Appeals court again blocks construction on Mountain Valley Pipeline
Jul 11, 2023, 7:54 AM | Updated: 8:02 am
FALLS CHURCH, Va. (AP) — A federal appeals court has again blocked construction on a segment of a contentious natural gas pipeline being built through Virginia and West Virginia, this time doing so even after Congress ordered the project’s approval.
The stay issued Monday by the 4th Circuit Court of Appeals in Richmond comes after Congress passed legislation last month requiring all necessary permits be issued for construction of the Mountain Valley Pipeline. The law also stripped the 4th Circuit from jurisdiction over the case.
Environmentalists, though, argued that Congress overstepped its authority by enacting the law, saying it violates the separation of powers outlined in the Constitution.
“Congress cannot pick winners and losers in pending litigation by compelling findings or results without supplying new substantive law for the courts to apply,” lawyers for the environmentalists wrote in court papers.

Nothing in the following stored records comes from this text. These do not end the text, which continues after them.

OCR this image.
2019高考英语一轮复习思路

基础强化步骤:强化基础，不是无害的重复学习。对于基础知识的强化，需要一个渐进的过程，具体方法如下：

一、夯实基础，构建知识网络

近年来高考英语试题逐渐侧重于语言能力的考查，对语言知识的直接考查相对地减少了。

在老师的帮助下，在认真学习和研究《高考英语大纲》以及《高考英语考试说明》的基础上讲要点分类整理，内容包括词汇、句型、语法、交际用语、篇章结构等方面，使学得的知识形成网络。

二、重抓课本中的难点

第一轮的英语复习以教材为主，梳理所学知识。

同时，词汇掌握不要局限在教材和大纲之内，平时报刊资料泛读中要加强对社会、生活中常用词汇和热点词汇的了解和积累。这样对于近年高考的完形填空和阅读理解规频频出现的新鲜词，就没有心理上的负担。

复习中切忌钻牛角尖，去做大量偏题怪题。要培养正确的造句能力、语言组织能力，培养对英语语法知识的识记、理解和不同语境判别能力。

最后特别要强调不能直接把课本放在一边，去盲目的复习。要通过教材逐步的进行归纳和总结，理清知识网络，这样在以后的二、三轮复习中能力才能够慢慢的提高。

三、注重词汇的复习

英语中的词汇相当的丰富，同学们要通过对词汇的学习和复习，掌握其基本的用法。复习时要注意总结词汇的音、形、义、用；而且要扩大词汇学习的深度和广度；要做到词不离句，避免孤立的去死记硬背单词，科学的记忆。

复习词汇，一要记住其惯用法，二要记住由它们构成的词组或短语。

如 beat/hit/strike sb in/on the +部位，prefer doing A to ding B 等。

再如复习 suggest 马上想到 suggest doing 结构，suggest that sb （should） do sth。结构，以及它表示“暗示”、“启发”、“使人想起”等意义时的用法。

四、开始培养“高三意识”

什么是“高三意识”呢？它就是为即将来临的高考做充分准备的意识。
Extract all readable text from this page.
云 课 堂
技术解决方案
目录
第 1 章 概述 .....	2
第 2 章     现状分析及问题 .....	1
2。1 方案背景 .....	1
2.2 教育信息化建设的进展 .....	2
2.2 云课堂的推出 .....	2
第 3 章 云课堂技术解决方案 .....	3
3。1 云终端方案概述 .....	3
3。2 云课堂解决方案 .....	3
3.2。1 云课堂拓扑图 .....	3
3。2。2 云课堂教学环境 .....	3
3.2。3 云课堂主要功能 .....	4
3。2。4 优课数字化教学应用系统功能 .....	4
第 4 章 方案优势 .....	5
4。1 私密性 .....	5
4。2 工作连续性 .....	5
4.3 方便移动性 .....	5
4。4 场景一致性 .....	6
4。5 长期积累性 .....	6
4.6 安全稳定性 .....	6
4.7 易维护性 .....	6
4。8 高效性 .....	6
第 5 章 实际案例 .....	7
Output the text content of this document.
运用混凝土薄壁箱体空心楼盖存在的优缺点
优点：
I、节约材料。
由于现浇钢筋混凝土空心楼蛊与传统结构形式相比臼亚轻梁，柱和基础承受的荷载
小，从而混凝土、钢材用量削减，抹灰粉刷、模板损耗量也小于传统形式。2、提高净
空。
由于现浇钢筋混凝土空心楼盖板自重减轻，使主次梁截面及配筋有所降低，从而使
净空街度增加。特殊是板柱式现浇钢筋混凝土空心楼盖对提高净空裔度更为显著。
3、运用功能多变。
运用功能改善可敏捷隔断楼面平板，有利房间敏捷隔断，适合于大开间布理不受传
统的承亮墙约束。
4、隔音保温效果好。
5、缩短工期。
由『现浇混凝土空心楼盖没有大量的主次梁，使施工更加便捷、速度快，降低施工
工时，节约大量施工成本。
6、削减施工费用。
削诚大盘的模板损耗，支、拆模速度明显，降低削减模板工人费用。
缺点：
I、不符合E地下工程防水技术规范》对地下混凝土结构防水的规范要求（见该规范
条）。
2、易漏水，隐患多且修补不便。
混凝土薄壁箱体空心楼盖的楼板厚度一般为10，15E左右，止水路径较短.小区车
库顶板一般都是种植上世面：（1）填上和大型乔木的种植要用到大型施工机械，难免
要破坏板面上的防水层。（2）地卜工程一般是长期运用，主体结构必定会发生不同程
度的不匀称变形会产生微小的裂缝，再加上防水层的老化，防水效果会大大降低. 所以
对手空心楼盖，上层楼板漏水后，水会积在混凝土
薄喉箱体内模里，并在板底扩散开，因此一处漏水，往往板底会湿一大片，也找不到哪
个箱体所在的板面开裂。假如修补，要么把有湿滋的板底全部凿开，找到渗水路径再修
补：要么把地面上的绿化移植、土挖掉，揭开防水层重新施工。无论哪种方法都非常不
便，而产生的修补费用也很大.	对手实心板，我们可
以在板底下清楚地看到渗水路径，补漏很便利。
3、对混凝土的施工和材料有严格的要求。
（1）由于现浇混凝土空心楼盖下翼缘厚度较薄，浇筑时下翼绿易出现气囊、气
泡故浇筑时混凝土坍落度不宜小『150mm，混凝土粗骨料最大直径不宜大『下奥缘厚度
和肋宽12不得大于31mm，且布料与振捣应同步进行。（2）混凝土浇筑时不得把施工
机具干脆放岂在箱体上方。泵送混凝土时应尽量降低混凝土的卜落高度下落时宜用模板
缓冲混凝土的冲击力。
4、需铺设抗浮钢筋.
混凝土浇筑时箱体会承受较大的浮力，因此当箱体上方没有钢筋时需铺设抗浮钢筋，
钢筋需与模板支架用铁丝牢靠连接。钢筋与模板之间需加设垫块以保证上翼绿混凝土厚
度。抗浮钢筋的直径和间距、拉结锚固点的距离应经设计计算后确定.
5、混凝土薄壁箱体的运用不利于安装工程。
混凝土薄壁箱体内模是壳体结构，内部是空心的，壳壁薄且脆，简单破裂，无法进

The law was passed last month as part of a bipartisan bill to raise the debt ceiling. The provision that deals exclusively with the Mountain Valley Pipeline was included after negotiators failed to reach an agreement on broader regulatory reform.
The White House supported putting the provision in the debt ceiling bill — over the objections of environmentalists and some Democrats — as a concession to Sen. Joe Manchin, a West Virginia Democrat and pipeline supporter who was a key vote for last year’s sweeping legislation that included deep investments in climate programs.
The stay issued Monday focuses on a 3-mile section of pipeline that cuts through the Jefferson National Forest. Environmentalists say the construction plan will cause erosion that will ruin soil and water quality.
The Fourth Circuit has blocked construction of the pipeline on multiple occasions over the years.
In court papers, lawyers for the pipeline say Congress is within its rights to strip the court from jurisdiction over the case. They also say that any debate over the law’s constitutionality should be heard not by the 4th Circuit but by an appellate court in Washington, because the law passed by Congress last month spells out that precise scenario.
The stay includes no explanation of the court’s rationale. It remains in place only until the court issues a full ruling on the merits of the case.